CONCERT - Dina Mialinelina conjugue racines et modernité

Dina Mialinelina retrouve le public malgache  avec son groupe Ako à La Teinturerie.

Après plusieurs années entre Madagascar et la France, Dina Mialinelina est revenue avec une énergie nouvelle. Ce vendredi à La Teinturerie, l’artiste a retrouvé le public malgache pour son premier concert depuis sa participation comme finaliste du Prix Découvertes RFI en 2025. Un retour très attendu, marqué par une forte participation du public et par un répertoire entièrement porté par ses propres compositions.
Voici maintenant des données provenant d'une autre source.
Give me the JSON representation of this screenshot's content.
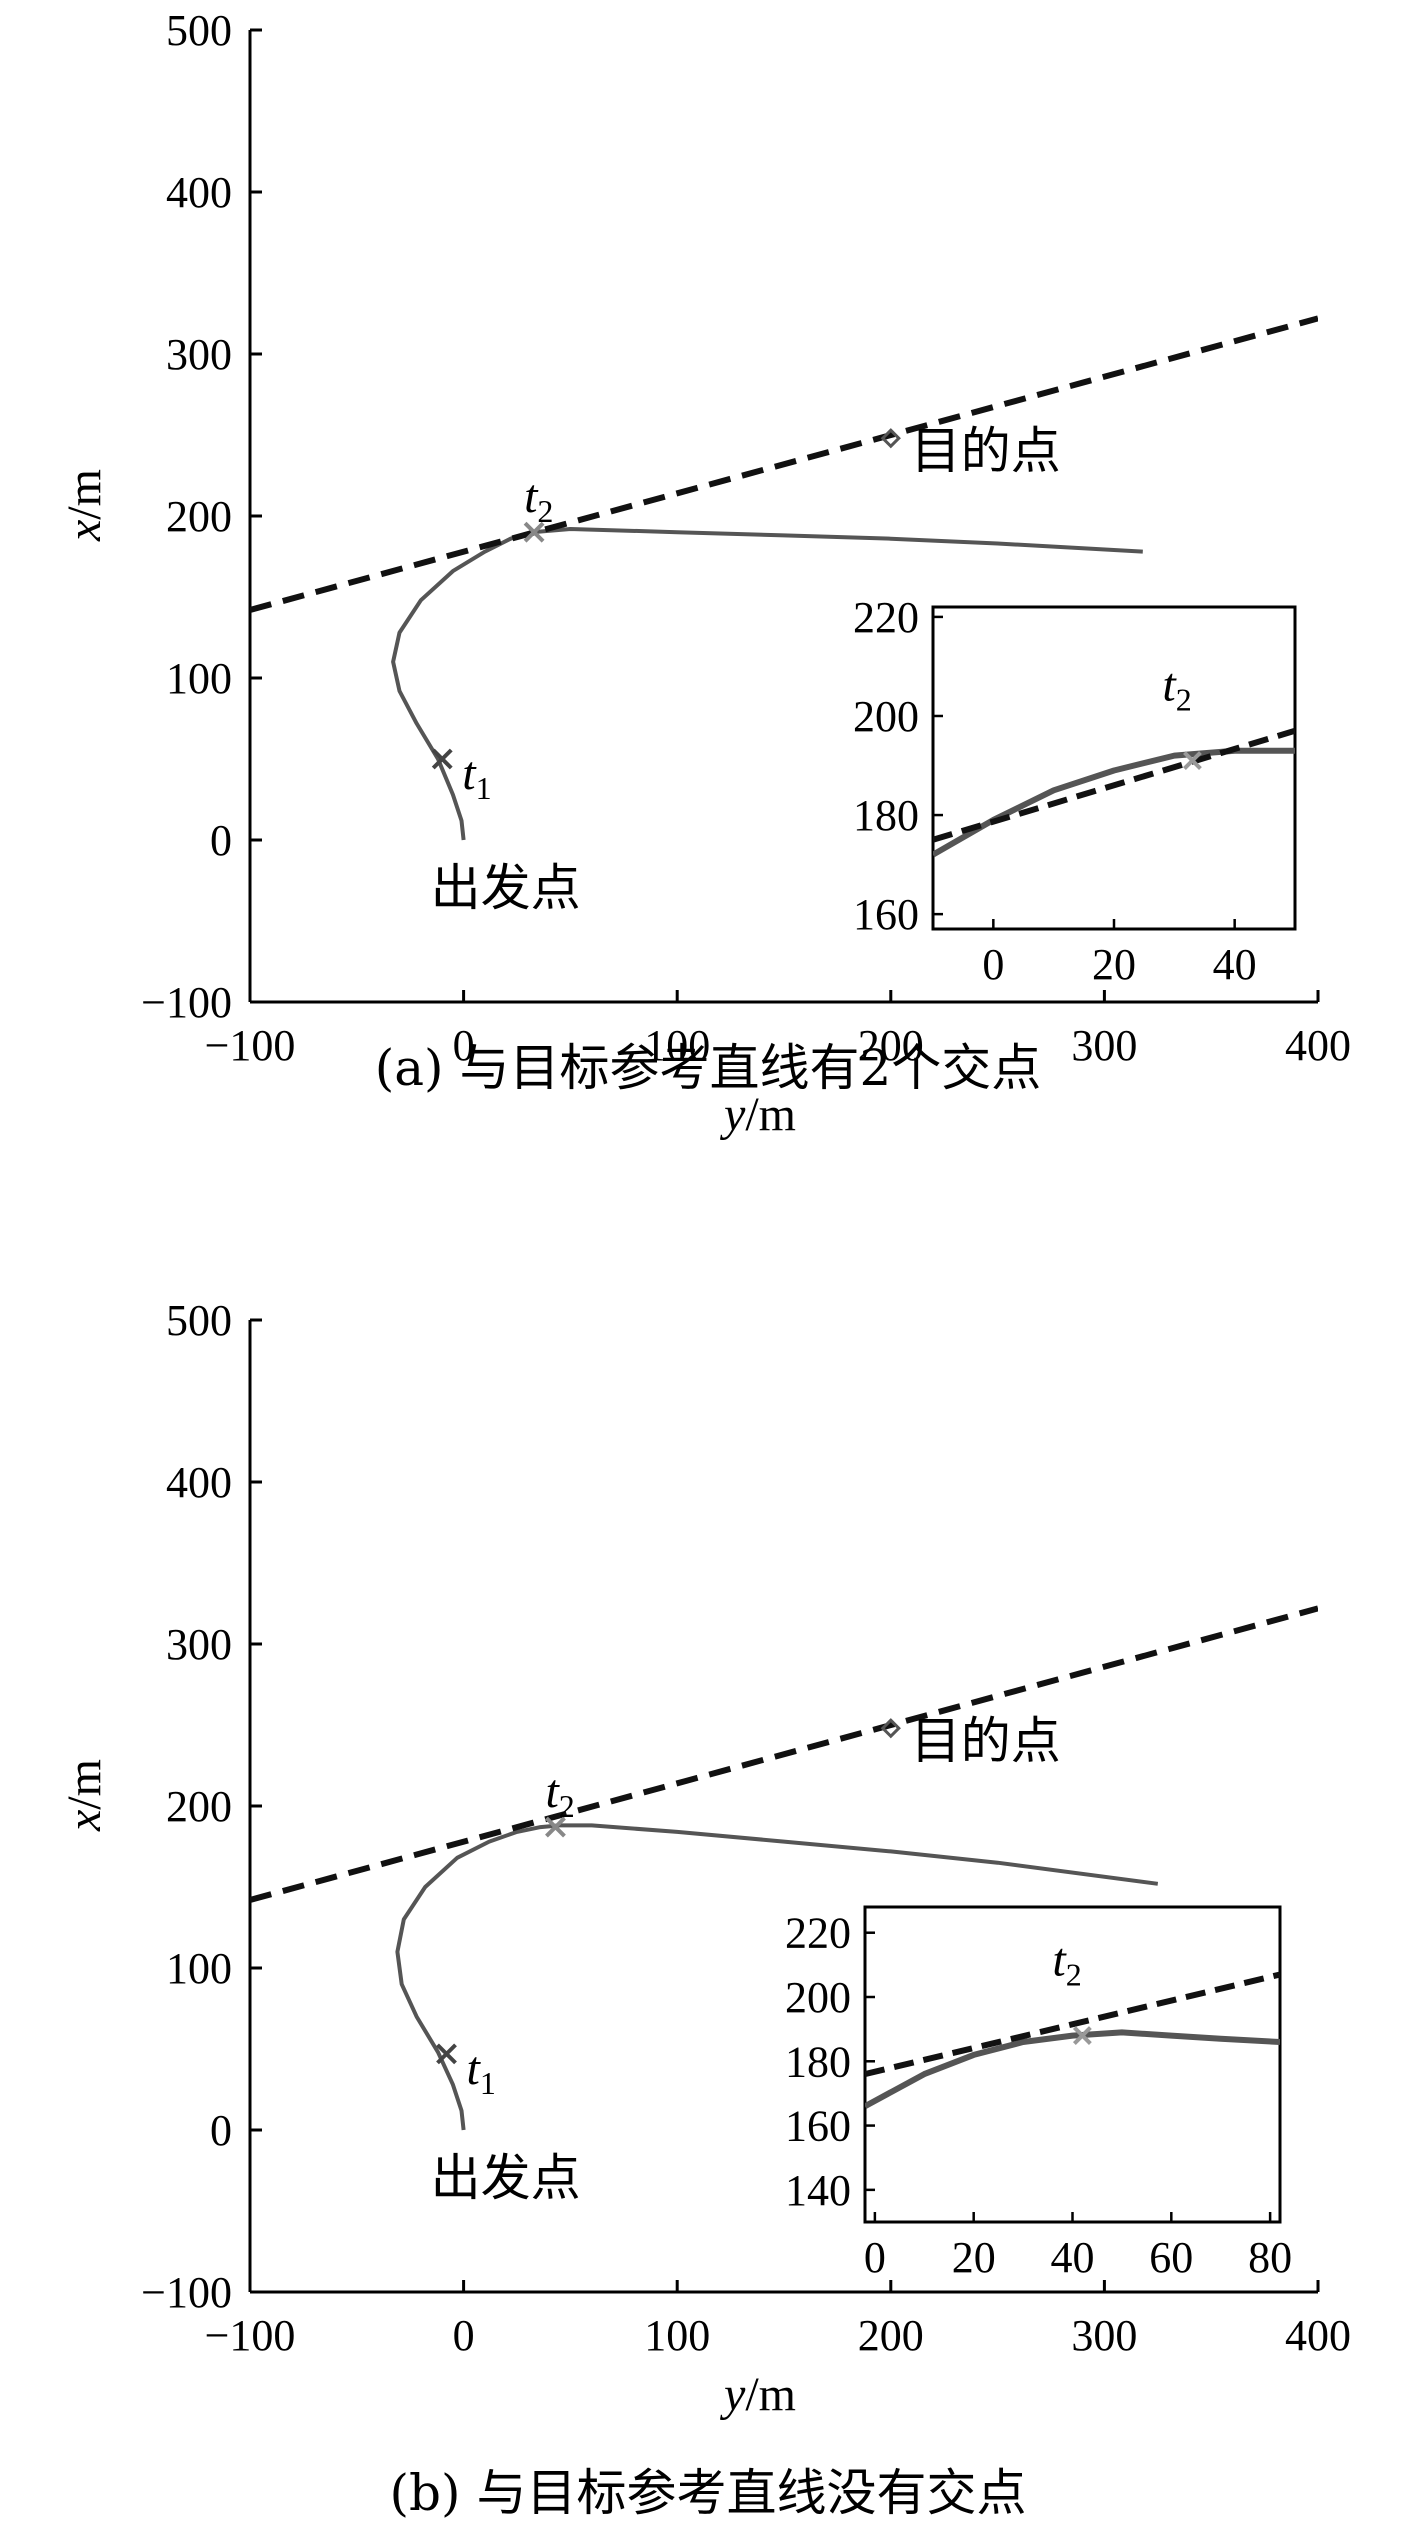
{
  "chart_data": [
    {
      "type": "line",
      "caption": "(a) 与目标参考直线有2个交点",
      "xlabel": "y/m",
      "ylabel": "x/m",
      "xlim": [
        -100,
        400
      ],
      "ylim": [
        -100,
        500
      ],
      "xticks": [
        "−100",
        "0",
        "100",
        "200",
        "300",
        "400"
      ],
      "yticks": [
        "−100",
        "0",
        "100",
        "200",
        "300",
        "400",
        "500"
      ],
      "series": [
        {
          "style": "solid",
          "x": [
            0,
            -1,
            -5,
            -12,
            -22,
            -30,
            -33,
            -30,
            -20,
            -5,
            10,
            22,
            32,
            50,
            100,
            150,
            200,
            250,
            318
          ],
          "y": [
            0,
            12,
            28,
            50,
            72,
            92,
            110,
            128,
            148,
            166,
            178,
            186,
            190,
            192,
            190,
            188,
            186,
            183,
            178
          ]
        },
        {
          "style": "dashed",
          "x": [
            -100,
            400
          ],
          "y": [
            142,
            322
          ]
        }
      ],
      "markers": [
        {
          "name": "t1",
          "x": -10,
          "y": 50
        },
        {
          "name": "t2",
          "x": 33,
          "y": 190
        },
        {
          "name": "goal",
          "x": 200,
          "y": 248
        }
      ],
      "annotations": {
        "start": "出发点",
        "goal": "目的点",
        "t1": "t",
        "t1_sub": "1",
        "t2": "t",
        "t2_sub": "2"
      },
      "inset": {
        "xlim": [
          -10,
          50
        ],
        "ylim": [
          157,
          222
        ],
        "xticks": [
          "0",
          "20",
          "40"
        ],
        "yticks": [
          "160",
          "180",
          "200",
          "220"
        ],
        "label": "t",
        "label_sub": "2",
        "solid_x": [
          -10,
          0,
          10,
          20,
          30,
          40,
          50
        ],
        "solid_y": [
          172,
          179,
          185,
          189,
          192,
          193,
          193
        ],
        "dashed_x": [
          -10,
          50
        ],
        "dashed_y": [
          175,
          197
        ],
        "marker": {
          "x": 33,
          "y": 191
        }
      }
    },
    {
      "type": "line",
      "caption": "(b) 与目标参考直线没有交点",
      "xlabel": "y/m",
      "ylabel": "x/m",
      "xlim": [
        -100,
        400
      ],
      "ylim": [
        -100,
        500
      ],
      "xticks": [
        "−100",
        "0",
        "100",
        "200",
        "300",
        "400"
      ],
      "yticks": [
        "−100",
        "0",
        "100",
        "200",
        "300",
        "400",
        "500"
      ],
      "series": [
        {
          "style": "solid",
          "x": [
            0,
            -1,
            -5,
            -12,
            -22,
            -29,
            -31,
            -28,
            -18,
            -3,
            12,
            25,
            36,
            45,
            60,
            100,
            150,
            200,
            250,
            325
          ],
          "y": [
            0,
            12,
            28,
            48,
            70,
            90,
            110,
            130,
            150,
            168,
            178,
            184,
            187,
            188,
            188,
            184,
            178,
            172,
            165,
            152
          ]
        },
        {
          "style": "dashed",
          "x": [
            -100,
            400
          ],
          "y": [
            142,
            322
          ]
        }
      ],
      "markers": [
        {
          "name": "t1",
          "x": -8,
          "y": 47
        },
        {
          "name": "t2",
          "x": 43,
          "y": 187
        },
        {
          "name": "goal",
          "x": 200,
          "y": 248
        }
      ],
      "annotations": {
        "start": "出发点",
        "goal": "目的点",
        "t1": "t",
        "t1_sub": "1",
        "t2": "t",
        "t2_sub": "2"
      },
      "inset": {
        "xlim": [
          -2,
          82
        ],
        "ylim": [
          130,
          228
        ],
        "xticks": [
          "0",
          "20",
          "40",
          "60",
          "80"
        ],
        "yticks": [
          "140",
          "160",
          "180",
          "200",
          "220"
        ],
        "label": "t",
        "label_sub": "2",
        "solid_x": [
          -2,
          10,
          20,
          30,
          40,
          50,
          60,
          70,
          82
        ],
        "solid_y": [
          166,
          176,
          182,
          186,
          188,
          189,
          188,
          187,
          186
        ],
        "dashed_x": [
          -2,
          82
        ],
        "dashed_y": [
          176,
          207
        ],
        "marker": {
          "x": 42,
          "y": 188
        }
      }
    }
  ]
}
Le répertoire présenté repose essentiellement sur ses compositions. Parmi elles, « Soamiranga » et « Rakemba » occupent une place particulière pour le public. « Soamiranga » aborde notamment l’émancipation de la femme dans la société, tandis que «Rakemba», qui évoque une grand-mère aux cheveux blancs, met en avant une femme âgée mais dont «l’esprit reste très jeune». Ces titres ont particulièrement retenu l’attention du public, certains spectateurs demandant même à les entendre à nouveau plusieurs fois.
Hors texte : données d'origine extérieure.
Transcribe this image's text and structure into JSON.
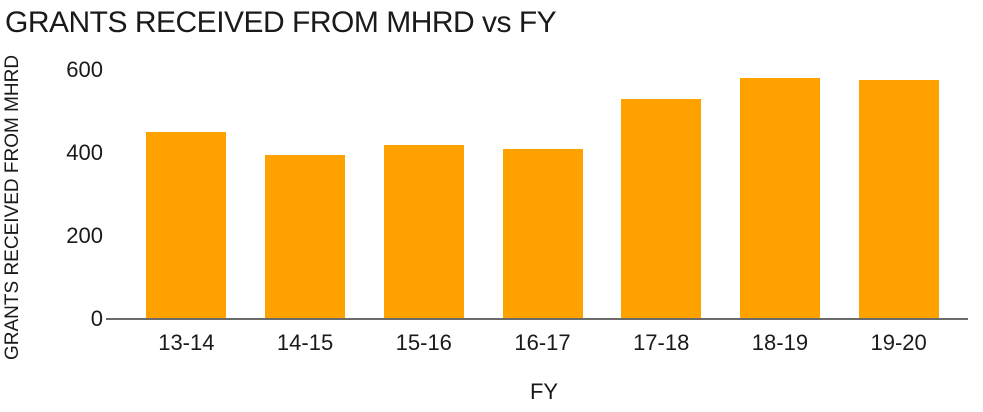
{
  "chart_data": {
    "type": "bar",
    "title": "GRANTS RECEIVED FROM MHRD vs FY",
    "xlabel": "FY",
    "ylabel": "GRANTS RECEIVED FROM MHRD",
    "categories": [
      "13-14",
      "14-15",
      "15-16",
      "16-17",
      "17-18",
      "18-19",
      "19-20"
    ],
    "values": [
      450,
      395,
      420,
      410,
      530,
      580,
      575
    ],
    "ylim": [
      0,
      600
    ],
    "yticks": [
      0,
      200,
      400,
      600
    ],
    "grid": false,
    "legend": false,
    "colors": {
      "bar": "#FFA200",
      "axis_line": "#6B6B6B",
      "text": "#1A1A1A",
      "background": "#FFFFFF"
    }
  }
}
À travers ces créations, Dina cherche à faire dialoguer les racines malgaches avec une écriture contemporaine. Son style associe ainsi des éléments de musique malgache à des sonorités modernes, sans renoncer à la langue et aux histoires de son pays. « Je continue toujours à écrire des histoires en malgache, même lorsque je voyage à travers le monde », affirme-t-elle.

Évolution

Sur scène, Dina Mialinelina était accompagnée par son groupe : Harty Andriambelo à la basse, Kevy Rakotoarivelo à la batterie, Julie Ratefy au clavier et Tsanta Nasandratra aux chœurs. À la guitare et au chant, l’artiste a présenté un univers construit autour de la musique malgache, de la modernité et d’une énergie qu’elle dit avoir davantage développée au fil de ses expériences à l’étranger.

« L’expérience, je l’ai beaucoup enrichie et je l’ai beaucoup acquise », explique-t-elle. Installée en France depuis décembre 2023, Dina multiplie les projets artistiques. À l’étranger, elle ne se limite pas à la musique : elle joue la comédie, danse et écrit également pour le théâtre. Ces différentes pratiques nourrissent aujourd’hui sa manière d’être sur scène. Elle évoque notamment l’expérience des festivals itinérants, qui lui a permis de développer « une énergie plus forte, plus feu ».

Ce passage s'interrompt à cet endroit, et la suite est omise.